Paris Orléans se lance sur le marché du capital-investissement secondaire

le 07/07/2011 L'AGEFI Hebdo

La holding cotée de Rothschild considère l’investissement non coté pour compte de tiers comme le troisième pilier de ses activités « bancaires ».

Mireille Klitting et ses quatre collaborateurs sont déjà à pied d’œuvre. Sortie du giron de Natixis Private Equity et arrivée en avril chez Five Arrows Managers (l’une des entités de capital-investissement de Paris Orléans), l’ancienne équipe de Dahlia Partners monte un nouveau véhicule baptisé Five Arrows Secondary Investments (FASO). « Nous sommes en train de lancer ce fonds de secondaire de 200 millions d’euros orienté vers les opérations de petite taille dans les ‘small’ et ‘midcaps’ européennes, annonce Marc-Olivier Laurent, associé-gérant de Rothschild & Cie Banque et président de Five Arrows Managers. Nous espérons lever la moitié de cette somme à la rentrée, le reste d’ici à début 2012. » La nouvelle directrice générale de Five Arrows Managers gardera la même stratégie que dans ses deux fonds antérieurs chez Natixis, mais sera sponsorisée cette fois par Paris Orléans et par des clients privés, grandes familles et institutionnels proches de la banque (voir le tableau).

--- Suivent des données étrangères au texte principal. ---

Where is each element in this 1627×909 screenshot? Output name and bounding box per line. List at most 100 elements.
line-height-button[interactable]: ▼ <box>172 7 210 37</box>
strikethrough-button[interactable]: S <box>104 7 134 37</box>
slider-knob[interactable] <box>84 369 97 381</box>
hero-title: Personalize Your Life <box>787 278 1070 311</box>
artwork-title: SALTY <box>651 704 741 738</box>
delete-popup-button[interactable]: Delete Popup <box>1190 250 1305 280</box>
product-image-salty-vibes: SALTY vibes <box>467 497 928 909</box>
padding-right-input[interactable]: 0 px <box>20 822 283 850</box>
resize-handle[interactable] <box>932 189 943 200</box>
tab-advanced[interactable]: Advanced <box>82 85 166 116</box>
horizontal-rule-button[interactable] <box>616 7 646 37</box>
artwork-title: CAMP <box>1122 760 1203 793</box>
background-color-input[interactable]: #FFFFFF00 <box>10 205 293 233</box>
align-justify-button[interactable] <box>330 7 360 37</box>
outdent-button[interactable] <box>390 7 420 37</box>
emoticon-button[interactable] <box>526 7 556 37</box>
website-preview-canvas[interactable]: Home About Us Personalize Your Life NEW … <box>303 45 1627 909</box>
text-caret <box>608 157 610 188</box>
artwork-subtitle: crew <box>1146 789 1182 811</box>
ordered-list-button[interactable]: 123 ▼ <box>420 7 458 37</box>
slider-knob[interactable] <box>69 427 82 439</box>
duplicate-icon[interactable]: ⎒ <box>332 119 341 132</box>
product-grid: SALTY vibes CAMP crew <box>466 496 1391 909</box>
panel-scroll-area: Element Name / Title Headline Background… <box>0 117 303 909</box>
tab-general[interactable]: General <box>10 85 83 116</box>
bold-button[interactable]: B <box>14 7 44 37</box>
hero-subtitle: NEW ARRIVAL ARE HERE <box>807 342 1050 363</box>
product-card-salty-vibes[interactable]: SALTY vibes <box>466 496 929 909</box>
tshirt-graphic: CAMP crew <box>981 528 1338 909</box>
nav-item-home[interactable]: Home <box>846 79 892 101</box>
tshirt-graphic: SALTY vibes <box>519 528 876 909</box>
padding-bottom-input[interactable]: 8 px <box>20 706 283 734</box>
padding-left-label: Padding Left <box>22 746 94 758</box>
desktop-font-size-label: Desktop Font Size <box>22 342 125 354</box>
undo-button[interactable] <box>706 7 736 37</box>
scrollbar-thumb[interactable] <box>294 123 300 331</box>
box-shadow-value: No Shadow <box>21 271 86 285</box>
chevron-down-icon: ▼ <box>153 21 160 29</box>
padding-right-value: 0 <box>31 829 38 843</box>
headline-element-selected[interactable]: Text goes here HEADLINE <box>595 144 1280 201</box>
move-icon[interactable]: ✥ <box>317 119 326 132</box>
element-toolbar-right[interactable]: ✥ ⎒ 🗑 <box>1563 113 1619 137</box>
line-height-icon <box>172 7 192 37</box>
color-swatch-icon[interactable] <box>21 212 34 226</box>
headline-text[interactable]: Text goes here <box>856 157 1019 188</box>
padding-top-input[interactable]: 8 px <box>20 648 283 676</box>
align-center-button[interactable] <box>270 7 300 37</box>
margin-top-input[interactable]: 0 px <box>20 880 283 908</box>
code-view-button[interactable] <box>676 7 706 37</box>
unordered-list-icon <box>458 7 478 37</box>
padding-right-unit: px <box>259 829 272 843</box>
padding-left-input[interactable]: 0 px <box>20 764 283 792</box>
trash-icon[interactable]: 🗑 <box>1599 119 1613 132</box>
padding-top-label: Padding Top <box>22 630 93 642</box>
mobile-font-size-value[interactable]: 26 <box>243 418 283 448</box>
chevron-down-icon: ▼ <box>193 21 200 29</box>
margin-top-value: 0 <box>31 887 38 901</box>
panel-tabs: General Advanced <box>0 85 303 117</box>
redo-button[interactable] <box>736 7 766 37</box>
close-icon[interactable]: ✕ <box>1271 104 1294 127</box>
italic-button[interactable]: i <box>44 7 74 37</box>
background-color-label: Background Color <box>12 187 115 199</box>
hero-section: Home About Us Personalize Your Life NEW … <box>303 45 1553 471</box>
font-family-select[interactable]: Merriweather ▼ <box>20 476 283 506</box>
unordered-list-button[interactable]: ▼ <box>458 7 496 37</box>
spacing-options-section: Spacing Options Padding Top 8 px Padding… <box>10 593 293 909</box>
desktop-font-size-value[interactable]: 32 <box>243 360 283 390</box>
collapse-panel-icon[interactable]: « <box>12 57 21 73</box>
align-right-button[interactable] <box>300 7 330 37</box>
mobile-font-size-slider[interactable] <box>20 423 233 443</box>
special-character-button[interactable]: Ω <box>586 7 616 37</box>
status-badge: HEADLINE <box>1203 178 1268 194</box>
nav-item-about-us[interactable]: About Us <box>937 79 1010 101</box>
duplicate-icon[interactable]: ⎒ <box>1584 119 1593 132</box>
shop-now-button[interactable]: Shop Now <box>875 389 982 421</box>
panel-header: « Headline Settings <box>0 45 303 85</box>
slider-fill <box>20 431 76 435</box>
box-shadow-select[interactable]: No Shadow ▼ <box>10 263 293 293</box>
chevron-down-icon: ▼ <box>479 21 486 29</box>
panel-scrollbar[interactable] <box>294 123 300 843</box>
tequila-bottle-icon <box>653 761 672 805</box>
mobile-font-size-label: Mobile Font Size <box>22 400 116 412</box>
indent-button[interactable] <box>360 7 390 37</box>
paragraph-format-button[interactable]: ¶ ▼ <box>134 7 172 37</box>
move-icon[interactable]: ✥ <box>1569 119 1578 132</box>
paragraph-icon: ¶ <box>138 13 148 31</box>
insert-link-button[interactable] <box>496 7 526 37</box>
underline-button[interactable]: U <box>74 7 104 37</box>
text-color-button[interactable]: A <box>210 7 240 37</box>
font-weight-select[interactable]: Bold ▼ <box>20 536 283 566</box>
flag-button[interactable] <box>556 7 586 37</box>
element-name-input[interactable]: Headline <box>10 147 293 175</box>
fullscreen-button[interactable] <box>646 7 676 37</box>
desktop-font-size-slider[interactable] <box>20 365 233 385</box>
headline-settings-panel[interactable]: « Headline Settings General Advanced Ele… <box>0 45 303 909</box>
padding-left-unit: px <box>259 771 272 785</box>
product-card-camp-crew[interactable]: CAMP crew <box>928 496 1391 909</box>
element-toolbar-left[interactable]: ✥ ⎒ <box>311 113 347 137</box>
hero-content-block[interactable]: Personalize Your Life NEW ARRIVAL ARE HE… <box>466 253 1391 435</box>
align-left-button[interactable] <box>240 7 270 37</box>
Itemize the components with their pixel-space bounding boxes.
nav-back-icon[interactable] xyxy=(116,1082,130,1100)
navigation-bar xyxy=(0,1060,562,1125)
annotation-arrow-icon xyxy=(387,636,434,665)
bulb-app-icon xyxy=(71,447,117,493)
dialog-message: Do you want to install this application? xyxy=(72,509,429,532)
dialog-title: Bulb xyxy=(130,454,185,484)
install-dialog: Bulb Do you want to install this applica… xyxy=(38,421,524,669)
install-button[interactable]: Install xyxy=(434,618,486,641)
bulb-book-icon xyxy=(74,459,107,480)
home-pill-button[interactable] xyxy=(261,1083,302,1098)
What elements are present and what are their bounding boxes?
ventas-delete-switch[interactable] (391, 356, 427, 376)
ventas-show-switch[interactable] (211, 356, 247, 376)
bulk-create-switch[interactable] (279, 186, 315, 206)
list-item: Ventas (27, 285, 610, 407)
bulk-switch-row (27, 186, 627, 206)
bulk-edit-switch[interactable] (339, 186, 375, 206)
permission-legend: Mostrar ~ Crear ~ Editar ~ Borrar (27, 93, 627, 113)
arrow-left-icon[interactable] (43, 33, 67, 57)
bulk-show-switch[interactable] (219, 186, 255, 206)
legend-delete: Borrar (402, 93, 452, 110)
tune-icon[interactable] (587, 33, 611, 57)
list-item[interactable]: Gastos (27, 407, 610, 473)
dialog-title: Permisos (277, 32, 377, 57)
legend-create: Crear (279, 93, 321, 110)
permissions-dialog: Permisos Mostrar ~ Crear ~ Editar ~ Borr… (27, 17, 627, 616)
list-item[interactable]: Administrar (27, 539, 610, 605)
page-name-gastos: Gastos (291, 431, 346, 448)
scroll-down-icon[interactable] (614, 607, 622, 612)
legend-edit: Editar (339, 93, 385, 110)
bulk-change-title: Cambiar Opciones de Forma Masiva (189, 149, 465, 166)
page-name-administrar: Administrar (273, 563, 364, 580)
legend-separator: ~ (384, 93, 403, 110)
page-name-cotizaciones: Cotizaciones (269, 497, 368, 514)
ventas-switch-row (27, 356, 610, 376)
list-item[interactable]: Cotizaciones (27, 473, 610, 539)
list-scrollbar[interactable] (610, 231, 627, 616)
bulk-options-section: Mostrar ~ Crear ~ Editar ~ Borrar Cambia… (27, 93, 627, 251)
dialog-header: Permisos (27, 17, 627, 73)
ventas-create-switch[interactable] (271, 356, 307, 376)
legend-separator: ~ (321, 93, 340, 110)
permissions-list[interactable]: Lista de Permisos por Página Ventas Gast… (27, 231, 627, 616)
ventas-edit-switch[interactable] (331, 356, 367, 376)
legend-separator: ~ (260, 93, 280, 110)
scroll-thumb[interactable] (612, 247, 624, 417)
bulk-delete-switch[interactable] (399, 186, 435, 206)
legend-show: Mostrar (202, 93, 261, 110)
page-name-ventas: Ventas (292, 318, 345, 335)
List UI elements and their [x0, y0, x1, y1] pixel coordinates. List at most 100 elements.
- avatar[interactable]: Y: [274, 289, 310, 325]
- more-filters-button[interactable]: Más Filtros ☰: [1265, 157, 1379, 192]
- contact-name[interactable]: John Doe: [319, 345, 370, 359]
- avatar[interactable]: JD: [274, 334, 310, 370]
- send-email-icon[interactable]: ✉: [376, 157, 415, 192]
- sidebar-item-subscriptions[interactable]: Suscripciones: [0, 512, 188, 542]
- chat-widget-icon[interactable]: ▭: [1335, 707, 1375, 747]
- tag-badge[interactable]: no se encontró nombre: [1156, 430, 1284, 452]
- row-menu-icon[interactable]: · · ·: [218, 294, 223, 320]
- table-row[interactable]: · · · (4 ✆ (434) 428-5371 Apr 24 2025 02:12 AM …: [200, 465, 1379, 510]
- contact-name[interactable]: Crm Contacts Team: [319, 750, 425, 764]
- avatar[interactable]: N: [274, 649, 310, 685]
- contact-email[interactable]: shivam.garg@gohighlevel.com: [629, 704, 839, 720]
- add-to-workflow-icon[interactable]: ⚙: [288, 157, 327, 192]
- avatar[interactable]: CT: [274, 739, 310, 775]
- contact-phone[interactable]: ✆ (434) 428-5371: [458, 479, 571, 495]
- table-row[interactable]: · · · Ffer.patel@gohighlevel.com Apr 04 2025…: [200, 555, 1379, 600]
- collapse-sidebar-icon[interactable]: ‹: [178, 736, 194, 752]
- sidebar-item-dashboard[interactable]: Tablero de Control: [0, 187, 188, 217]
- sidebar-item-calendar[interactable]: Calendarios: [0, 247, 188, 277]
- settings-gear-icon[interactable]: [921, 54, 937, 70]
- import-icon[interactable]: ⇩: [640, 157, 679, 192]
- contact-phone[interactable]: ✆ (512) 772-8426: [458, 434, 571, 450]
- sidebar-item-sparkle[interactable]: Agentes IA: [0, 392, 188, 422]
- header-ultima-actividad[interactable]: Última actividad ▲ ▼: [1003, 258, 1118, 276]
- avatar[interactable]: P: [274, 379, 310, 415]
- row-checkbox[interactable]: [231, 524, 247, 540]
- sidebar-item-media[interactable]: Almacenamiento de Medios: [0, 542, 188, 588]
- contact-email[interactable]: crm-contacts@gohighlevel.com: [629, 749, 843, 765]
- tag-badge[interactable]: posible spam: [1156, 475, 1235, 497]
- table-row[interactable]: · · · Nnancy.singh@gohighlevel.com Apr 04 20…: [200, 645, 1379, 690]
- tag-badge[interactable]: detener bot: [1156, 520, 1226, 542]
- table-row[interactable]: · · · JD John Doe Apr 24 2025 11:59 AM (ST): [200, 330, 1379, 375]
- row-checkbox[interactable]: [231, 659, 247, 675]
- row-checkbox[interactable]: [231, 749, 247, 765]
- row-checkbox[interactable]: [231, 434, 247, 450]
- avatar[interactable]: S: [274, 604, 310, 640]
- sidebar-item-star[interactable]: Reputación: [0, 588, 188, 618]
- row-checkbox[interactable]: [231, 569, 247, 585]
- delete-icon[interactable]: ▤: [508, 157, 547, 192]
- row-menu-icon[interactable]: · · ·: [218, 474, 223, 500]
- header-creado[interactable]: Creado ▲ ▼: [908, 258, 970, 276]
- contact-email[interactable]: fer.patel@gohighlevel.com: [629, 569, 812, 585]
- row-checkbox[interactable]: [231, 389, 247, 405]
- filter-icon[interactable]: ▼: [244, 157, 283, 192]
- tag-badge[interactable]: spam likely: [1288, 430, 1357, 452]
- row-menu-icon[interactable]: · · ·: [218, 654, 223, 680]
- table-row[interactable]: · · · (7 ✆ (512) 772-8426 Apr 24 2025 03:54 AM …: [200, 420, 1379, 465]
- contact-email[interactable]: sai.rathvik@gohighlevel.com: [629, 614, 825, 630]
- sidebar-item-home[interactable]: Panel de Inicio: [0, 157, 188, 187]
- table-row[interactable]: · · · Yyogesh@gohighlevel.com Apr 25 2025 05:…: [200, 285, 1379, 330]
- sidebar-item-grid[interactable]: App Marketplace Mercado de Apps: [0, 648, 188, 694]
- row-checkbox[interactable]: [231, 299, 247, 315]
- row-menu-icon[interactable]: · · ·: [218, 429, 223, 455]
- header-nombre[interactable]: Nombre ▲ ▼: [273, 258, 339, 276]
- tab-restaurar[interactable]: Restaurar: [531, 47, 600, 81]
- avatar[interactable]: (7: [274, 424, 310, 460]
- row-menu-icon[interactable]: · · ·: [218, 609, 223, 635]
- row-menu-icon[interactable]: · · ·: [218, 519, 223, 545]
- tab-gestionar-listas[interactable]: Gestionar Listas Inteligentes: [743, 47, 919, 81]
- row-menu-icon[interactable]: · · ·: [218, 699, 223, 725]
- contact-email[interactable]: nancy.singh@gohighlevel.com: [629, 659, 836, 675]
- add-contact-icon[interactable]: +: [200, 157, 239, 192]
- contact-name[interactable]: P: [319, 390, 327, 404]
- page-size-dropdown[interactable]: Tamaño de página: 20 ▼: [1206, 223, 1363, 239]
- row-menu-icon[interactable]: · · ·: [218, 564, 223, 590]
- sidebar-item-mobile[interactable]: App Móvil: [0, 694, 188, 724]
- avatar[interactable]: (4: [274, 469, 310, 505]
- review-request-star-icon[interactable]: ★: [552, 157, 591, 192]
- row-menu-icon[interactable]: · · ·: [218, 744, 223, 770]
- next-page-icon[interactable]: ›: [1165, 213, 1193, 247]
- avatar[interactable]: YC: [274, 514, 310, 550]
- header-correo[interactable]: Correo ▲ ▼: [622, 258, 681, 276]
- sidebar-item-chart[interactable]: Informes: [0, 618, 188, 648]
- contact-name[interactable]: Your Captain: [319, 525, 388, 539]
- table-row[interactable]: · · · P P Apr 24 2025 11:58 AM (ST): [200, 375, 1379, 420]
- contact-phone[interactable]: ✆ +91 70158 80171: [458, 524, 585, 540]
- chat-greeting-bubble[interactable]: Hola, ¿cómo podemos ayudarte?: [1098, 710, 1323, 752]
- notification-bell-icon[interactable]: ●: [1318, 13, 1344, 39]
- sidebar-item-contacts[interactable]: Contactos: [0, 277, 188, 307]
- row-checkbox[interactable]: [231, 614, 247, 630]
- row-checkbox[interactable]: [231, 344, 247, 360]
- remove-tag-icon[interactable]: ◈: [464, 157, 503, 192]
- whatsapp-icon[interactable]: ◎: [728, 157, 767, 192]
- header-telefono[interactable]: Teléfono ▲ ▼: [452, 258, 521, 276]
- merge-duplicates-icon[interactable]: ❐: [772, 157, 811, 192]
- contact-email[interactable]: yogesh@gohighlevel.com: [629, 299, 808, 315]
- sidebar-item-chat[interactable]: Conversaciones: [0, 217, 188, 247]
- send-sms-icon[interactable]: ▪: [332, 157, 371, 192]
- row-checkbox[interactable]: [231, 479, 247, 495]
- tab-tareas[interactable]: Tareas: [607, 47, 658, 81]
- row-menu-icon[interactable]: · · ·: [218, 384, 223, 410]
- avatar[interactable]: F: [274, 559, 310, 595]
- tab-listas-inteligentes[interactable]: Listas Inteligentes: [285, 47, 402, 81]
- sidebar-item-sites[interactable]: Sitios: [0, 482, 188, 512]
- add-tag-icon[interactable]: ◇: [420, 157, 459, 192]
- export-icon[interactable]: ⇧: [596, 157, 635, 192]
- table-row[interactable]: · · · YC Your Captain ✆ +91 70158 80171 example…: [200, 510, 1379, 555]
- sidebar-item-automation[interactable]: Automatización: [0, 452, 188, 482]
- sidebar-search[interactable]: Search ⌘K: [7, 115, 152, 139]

FASO « privilégiera l’investissement direct dans des lignes de portefeuilles de sociétés européennes, mais rachètera aussi des parts de fonds, pour des petits montants compris entre 10 et 40 millions d’euros, explique Mireille Klitting. Nous profiterons du réseau de contacts de Rothschild auprès des ‘midcaps’ européennes. » Pour Paris Orléans, « ce fonds thématique est opportun car de nombreux investisseurs en ‘private equity’ cherchent à rééquilibrer ou alléger leurs portefeuilles et sont donc à la recherche de solutions de liquidité », assure Marc-Olivier Laurent.

Relais de croissance

Le nouveau véhicule s’ajoute à Five Arrows Principal Investments (FAPI), premier fonds lancé en 2009. Leurs stratégies diffèrent, mais tous deux mêlent compte propre et compte de tiers. « Pour ne pas concurrencer les investissements directs du groupe, FAPI se concentre sur les grosses ‘midcaps’ européennes dont la valeur d’entreprise est comprise entre 100 et 500 millions d’euros. Paris Orléans privilégie de son côté d’autres thèmes d’investissement, hors d’Europe, dans le coté, les fonds ou encore l’immobilier, rappelle l’associé-gérant. Jusqu’à récemment, le groupe faisait uniquement des investissements directs sur bilan qui lui ont permis de constituer un portefeuille de participations de 500 millions d’euros. En 2008, il a décidé de faire de cette activité une ligne-métier. »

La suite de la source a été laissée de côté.